Western Europe's poorest country coped well in last year's first wave of the coronavirus pandemic, but it has been swamped in recent weeks by a faster-spreading mutation, registering the world's highest infection and death rates.

"Lots of people are cracking, lots of people are burning out and it gets harder and harder," said intensive care doctor Gustavo Carona, 40, in Porto. "Everyone is very tired."

Ambulances have been queuing outside hospitals, waiting for beds to become available. An elderly man died in one after waiting inside it for three hours on Tuesday in the town of Portalegre.

Guida da Ponte, deputy head of a doctors' union near Lisbon - whose health authority has put out a call for retired doctors and nurses to help staff makeshift hospitals - said that while more intensive-care beds could be set up, there were just not enough medical professionals.

"Doctors are desperate.

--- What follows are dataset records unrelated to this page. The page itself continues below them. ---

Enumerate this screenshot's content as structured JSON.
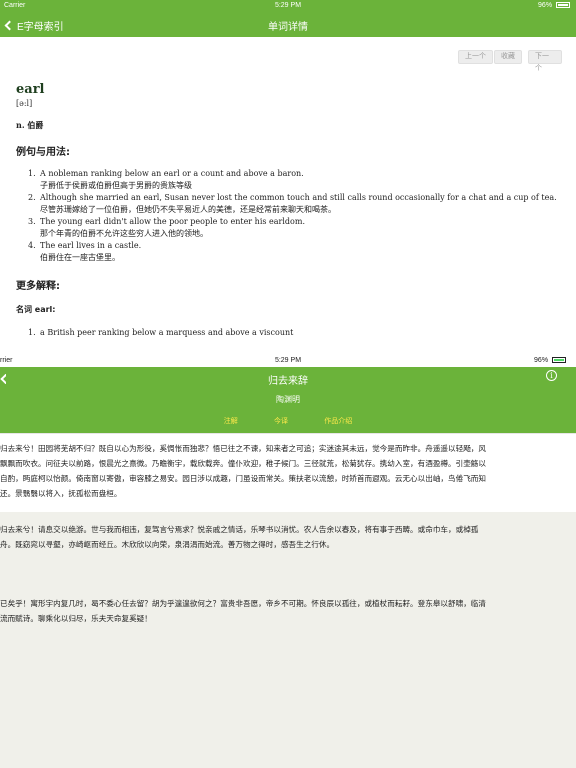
{
  "dict": {
    "status": {
      "carrier": "Carrier",
      "time": "5:29 PM",
      "battery": "96%"
    },
    "nav": {
      "back_label": "E字母索引",
      "title": "单词详情"
    },
    "toolbar": {
      "prev": "上一个",
      "fav": "收藏",
      "next": "下一个"
    },
    "word": "earl",
    "phonetic": "[ə:l]",
    "pos": "n. 伯爵",
    "examples_heading": "例句与用法:",
    "examples": [
      {
        "num": "1.",
        "en": "A nobleman ranking below an earl or a count and above a baron.",
        "zh": "子爵低于侯爵或伯爵但高于男爵的贵族等级"
      },
      {
        "num": "2.",
        "en": "Although she married an earl, Susan never lost the common touch and still calls round occasionally for a chat and a cup of tea.",
        "zh": "尽管苏珊嫁给了一位伯爵，但她仍不失平易近人的美德，还是经常前来聊天和喝茶。"
      },
      {
        "num": "3.",
        "en": "The young earl didn't allow the poor people to enter his earldom.",
        "zh": "那个年青的伯爵不允许这些穷人进入他的领地。"
      },
      {
        "num": "4.",
        "en": "The earl lives in a castle.",
        "zh": "伯爵住在一座古堡里。"
      }
    ],
    "more_heading": "更多解释:",
    "noun_heading": "名词 earl:",
    "definitions": [
      {
        "num": "1.",
        "text": "a British peer ranking below a marquess and above a viscount"
      }
    ]
  },
  "poem": {
    "status": {
      "carrier": "rrier",
      "time": "5:29 PM",
      "battery": "96%"
    },
    "title": "归去来辞",
    "author": "陶渊明",
    "tabs": [
      "注解",
      "今译",
      "作品介绍"
    ],
    "paragraphs": [
      [
        "归去来兮！田园将芜胡不归？既自以心为形役，奚惆怅而独悲？悟已往之不谏，知来者之可追；实迷途其未远，觉今是而昨非。舟遥遥以轻飏，风",
        "飘飘而吹衣。问征夫以前路，恨晨光之熹微。乃瞻衡宇，载欣载奔。僮仆欢迎，稚子候门。三径就荒，松菊犹存。携幼入室，有酒盈樽。引壶觞以",
        "自酌，眄庭柯以怡颜。倚南窗以寄傲，审容膝之易安。园日涉以成趣，门虽设而常关。策扶老以流憩，时矫首而遐观。云无心以出岫，鸟倦飞而知",
        "还。景翳翳以将入，抚孤松而盘桓。"
      ],
      [
        "归去来兮！请息交以绝游。世与我而相违，复驾言兮焉求？悦亲戚之情话，乐琴书以消忧。农人告余以春及，将有事于西畴。或命巾车，或棹孤",
        "舟。既窈窕以寻壑，亦崎岖而经丘。木欣欣以向荣，泉涓涓而始流。善万物之得时，感吾生之行休。"
      ],
      [
        "已矣乎！寓形宇内复几时，曷不委心任去留？胡为乎遑遑欲何之？富贵非吾愿，帝乡不可期。怀良辰以孤往，或植杖而耘耔。登东皋以舒啸，临清",
        "流而赋诗。聊乘化以归尽，乐夫天命复奚疑！"
      ]
    ]
  }
}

The word really is 'despair'," she said.

Citing a more contagious variant of the virus first detected in Britain, Prime Minister Antonio Costa said the government had a "civic duty" to reinforce Portugal's lockdown.

The mutation could reach 60% of new COVID-19 cases in coming weeks, up from about 20% now, he told a news conference, while announcing the school system's temporary closure.

Parents of schoolchildren would be allowed to miss work and would receive support, while courts would suspend non-urgent cases, Costa said.

The Catholic Church said earlier it was suspending all public masses from Saturday.

Ricardo Mexia, head of the association of public healthcare doctors, said authorities had failed to prepare for the new surge in infections after relaxing restrictions for the year-end holidays.

"The decision to close schools is coming too late, but it is important to reduce contagion ... I fear the numbers will get even worse," he said.

The government has acknowledged that holiday-time contagion played a role, but blamed the increase in cases mostly on the new variant.

It imposed a lockdown last week under which all non-essential services are shut and people urged to stay at home.

Portugal's daily COVID deaths reached a record of 221 on Thursday, bringing the total toll to 9,686. Daily infections

fell to 13,544 from Wednesday's record of 14,647.

The country of 10 million people has the world's highest rolling average of new cases, at 1,044 per million inhabitants, over the last seven days, according to data tracker ourworldindata.org.